Prospect Capital Announces Pricing of $150 Million in Aggregate Liquidation Preference of 5.35% ...
NEW YORK, July 12, 2021 (GLOBE NEWSWIRE) -- Prospect Capital Corporation (NASDAQ: PSEC) (“Prospect”, “our”, or “we”) announced today the pricing of an underwritten public offering of 6 million shares, or $150 million in aggregate liquidation preference, of newly designated 5.35 % Series A Fixed Rate Cumulative Perpetual Preferred Stock (“Series A Preferred Stock”) at a public offering price of $25.00 per share. In addition, Prospect has granted the underwriters a 30-day option to purchase up to an additional 900,000 shares of Series A Preferred Stock solely to cover over-allotments. This offering is expected to close on July 19, 2021, subject to customary closing conditions.
Morgan Stanley, RBC Capital Markets and UBS Investment Bank are acting as joint book-running managers for this offering. Goldman Sachs & Co. LLC is acting as lead manager for this offering. Ladenburg Thalmann, InspereX, Wedbush Securities and William Blair are acting as co-managers for this offering.
Prospect expects to use the net proceeds of this offering to maintain and enhance balance sheet liquidity, including repayment of debt under its credit facility, if any, investments in high quality short-term debt instruments or a combination thereof, and to make long-term investments in accordance with its investment objective.
Investors are advised to carefully consider the investment objective, risks, charges and expenses of Prospect before investing. The pricing term sheet dated July 12, 2021, the preliminary prospectus supplement dated July 12, 2021 and the accompanying prospectus dated February 13, 2020, each of which have been filed with the Securities and Exchange Commission, contain this and other information about Prospect and should be read carefully before investing.

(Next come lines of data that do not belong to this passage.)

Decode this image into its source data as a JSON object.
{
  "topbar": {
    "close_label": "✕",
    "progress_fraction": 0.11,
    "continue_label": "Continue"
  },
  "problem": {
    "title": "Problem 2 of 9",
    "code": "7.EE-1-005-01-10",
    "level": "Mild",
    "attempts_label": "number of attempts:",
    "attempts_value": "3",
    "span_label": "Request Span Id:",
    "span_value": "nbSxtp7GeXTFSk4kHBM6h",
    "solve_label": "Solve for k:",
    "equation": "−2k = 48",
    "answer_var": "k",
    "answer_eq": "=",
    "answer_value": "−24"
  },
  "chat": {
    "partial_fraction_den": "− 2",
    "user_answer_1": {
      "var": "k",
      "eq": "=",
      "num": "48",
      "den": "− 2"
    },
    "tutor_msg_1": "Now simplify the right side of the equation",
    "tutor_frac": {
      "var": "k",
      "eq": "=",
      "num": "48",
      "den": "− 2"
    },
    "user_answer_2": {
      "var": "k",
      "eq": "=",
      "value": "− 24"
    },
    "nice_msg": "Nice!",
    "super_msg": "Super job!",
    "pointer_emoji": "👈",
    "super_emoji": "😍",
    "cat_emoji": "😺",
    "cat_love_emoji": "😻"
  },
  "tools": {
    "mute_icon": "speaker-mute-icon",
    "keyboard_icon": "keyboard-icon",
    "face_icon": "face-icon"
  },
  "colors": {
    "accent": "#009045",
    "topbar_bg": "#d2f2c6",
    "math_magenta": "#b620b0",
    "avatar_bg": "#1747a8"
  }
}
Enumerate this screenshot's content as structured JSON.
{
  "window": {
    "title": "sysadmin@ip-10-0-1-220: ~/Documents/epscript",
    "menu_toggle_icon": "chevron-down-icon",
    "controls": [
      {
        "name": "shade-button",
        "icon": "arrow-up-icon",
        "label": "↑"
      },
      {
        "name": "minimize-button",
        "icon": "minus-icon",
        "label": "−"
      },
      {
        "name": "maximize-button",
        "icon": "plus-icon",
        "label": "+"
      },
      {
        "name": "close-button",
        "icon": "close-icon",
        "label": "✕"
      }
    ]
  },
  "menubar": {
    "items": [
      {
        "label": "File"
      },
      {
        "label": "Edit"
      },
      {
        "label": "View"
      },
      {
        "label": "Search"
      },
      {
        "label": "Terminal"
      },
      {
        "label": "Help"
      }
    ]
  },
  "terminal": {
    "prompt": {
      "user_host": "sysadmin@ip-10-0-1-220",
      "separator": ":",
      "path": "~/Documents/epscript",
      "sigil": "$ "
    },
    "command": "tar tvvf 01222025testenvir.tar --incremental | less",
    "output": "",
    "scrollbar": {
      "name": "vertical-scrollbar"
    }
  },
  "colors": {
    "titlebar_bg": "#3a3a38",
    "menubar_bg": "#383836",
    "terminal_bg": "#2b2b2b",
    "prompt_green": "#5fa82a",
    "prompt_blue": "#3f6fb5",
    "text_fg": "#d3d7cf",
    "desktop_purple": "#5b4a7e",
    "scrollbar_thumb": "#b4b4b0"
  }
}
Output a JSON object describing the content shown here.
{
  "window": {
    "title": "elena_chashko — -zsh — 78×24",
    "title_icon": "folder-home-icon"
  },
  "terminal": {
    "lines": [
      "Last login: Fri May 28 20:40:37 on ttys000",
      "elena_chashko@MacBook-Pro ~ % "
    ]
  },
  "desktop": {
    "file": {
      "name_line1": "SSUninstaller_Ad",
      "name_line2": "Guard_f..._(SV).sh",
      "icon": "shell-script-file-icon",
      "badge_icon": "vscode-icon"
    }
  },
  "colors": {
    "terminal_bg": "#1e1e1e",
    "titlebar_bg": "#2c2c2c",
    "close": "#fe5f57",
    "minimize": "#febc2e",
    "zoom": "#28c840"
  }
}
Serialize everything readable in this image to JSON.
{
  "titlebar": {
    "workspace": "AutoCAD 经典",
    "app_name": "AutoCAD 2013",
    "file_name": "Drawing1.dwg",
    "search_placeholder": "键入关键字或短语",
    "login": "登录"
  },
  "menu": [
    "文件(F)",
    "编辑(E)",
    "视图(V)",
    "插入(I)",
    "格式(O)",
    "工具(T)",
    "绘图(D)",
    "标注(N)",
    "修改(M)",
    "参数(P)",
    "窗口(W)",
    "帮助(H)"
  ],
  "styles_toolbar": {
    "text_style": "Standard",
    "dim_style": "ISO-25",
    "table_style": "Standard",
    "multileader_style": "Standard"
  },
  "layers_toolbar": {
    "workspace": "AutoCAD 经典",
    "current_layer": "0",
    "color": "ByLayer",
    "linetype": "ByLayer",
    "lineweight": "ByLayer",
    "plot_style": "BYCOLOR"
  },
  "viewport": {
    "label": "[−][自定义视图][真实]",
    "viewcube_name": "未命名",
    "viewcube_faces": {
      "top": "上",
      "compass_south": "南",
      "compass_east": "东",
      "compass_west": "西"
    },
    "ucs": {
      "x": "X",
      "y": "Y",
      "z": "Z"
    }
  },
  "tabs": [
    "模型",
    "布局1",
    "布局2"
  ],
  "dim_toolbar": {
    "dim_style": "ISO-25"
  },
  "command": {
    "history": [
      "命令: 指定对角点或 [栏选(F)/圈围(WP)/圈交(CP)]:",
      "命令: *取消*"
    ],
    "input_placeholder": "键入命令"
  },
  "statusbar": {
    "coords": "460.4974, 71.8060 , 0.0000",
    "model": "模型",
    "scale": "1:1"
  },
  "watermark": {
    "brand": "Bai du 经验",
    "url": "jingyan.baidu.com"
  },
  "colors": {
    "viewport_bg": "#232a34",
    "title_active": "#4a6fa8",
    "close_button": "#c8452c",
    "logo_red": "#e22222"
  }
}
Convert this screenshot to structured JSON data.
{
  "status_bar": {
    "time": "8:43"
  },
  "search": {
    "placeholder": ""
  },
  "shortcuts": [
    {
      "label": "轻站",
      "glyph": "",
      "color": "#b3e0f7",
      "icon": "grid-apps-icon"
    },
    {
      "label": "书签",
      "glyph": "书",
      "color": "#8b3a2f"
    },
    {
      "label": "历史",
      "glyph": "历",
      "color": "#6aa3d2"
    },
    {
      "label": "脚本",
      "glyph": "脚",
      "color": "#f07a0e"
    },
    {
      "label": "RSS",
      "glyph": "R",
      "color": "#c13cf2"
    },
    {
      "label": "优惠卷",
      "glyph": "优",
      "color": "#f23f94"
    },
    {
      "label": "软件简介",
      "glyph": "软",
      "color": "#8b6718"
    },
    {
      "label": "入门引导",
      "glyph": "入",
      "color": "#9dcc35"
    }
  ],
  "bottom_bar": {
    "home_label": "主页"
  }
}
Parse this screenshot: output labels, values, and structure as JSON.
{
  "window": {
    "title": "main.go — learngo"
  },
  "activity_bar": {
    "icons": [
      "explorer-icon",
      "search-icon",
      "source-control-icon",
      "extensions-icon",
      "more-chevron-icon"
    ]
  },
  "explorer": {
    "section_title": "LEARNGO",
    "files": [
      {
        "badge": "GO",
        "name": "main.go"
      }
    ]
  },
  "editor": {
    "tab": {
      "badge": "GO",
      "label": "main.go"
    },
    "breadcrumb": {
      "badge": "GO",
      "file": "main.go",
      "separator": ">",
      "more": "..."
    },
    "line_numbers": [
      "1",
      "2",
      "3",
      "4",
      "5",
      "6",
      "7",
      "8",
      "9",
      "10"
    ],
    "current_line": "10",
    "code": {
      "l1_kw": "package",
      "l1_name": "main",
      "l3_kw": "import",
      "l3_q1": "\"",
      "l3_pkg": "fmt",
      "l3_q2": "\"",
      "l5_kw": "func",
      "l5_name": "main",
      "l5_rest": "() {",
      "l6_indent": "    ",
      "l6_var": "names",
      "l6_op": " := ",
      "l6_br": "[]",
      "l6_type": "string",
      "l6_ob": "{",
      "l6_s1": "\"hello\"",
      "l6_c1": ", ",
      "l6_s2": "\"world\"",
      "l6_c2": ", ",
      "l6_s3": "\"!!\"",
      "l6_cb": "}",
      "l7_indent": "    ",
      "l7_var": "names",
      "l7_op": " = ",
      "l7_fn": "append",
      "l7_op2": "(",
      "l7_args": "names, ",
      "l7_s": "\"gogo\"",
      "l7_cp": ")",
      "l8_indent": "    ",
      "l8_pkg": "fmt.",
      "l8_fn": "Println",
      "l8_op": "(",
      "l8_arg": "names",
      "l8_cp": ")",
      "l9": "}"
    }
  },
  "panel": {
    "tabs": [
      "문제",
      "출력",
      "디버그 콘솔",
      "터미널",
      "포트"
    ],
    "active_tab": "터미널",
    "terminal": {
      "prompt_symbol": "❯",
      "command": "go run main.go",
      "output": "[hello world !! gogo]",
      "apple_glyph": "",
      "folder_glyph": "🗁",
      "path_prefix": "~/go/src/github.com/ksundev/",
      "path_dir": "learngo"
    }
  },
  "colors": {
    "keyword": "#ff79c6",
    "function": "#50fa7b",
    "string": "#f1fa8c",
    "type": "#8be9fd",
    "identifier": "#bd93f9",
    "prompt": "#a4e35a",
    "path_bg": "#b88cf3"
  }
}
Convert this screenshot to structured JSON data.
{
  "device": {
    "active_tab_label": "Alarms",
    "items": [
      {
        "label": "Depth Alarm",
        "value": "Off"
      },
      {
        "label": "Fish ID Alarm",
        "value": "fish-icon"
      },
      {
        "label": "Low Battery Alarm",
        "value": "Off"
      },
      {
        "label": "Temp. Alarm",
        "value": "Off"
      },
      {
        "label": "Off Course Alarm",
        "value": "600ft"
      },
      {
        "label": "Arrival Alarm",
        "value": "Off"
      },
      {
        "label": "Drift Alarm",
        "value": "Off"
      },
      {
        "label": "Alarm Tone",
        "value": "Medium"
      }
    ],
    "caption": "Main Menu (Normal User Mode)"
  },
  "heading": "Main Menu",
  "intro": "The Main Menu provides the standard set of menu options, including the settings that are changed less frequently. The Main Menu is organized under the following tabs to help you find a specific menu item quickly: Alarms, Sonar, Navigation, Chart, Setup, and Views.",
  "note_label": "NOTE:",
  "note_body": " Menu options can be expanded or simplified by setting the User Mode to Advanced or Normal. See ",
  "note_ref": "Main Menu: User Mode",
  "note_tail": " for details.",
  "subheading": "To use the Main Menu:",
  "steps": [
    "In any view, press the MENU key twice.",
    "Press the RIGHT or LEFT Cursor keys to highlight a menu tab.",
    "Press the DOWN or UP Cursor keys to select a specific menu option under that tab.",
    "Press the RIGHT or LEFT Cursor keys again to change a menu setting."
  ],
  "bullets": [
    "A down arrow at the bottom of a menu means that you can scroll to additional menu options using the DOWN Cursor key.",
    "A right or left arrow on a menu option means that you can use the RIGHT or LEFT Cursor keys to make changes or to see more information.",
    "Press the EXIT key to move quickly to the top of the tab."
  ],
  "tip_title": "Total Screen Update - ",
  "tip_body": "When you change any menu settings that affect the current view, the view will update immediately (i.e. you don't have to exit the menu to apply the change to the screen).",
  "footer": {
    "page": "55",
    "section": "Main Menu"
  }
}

The information in the pricing term sheet, the preliminary prospectus supplement and the accompanying prospectus and this press release is not complete and may be changed. The pricing term sheet, the preliminary prospectus supplement, the accompanying prospectus and this press release are not offers to sell any securities of Prospect and are not soliciting an offer to buy such securities in any state where such offer and sale is not permitted.
The offering of these securities may be made only by means of a preliminary prospectus supplement and an accompanying prospectus, copies of which may be obtained from, (1) Morgan Stanley & Co. LLC toll-free at 1-800-584-6837; (2) RBC Capital Markets, LLC toll-free at 1-866-375-6829; or (3) UBS Securities LLC toll-free at 1-888-827-7275.
About Prospect Capital Corporation
Prospect Capital Corporation is a business development company that focuses on lending to and investing in private businesses. Prospect’s investment objective is to generate both current income and long-term capital appreciation through debt and equity investments.
Prospect has elected to be treated as a business development company under the Investment Company Act of 1940 (“1940 Act”). Prospect is required to comply with a series of regulatory requirements under the 1940 Act as well as applicable NASDAQ, federal and state rules and regulations. We have elected to be treated as a regulated investment company under the Internal Revenue Code of 1986.
Caution Concerning Forward-Looking Statements
This press release contains forward-looking statements within the meaning of the Private Securities Litigation Reform Act of 1995, whose safe harbor for forward-looking statements does not apply to business development companies. Any such statements, other than statements of historical fact, are highly likely to be affected by other unknowable future events and conditions, including elements of the future that are or are not under our control, and that we may or may not have considered; accordingly, such statements cannot be guarantees or assurances of any aspect of future performance. Actual developments and results are highly likely to vary materially from any forward-looking statements. Such statements speak only as of the time when made, and we undertake no obligation to update any such statement now or in the future.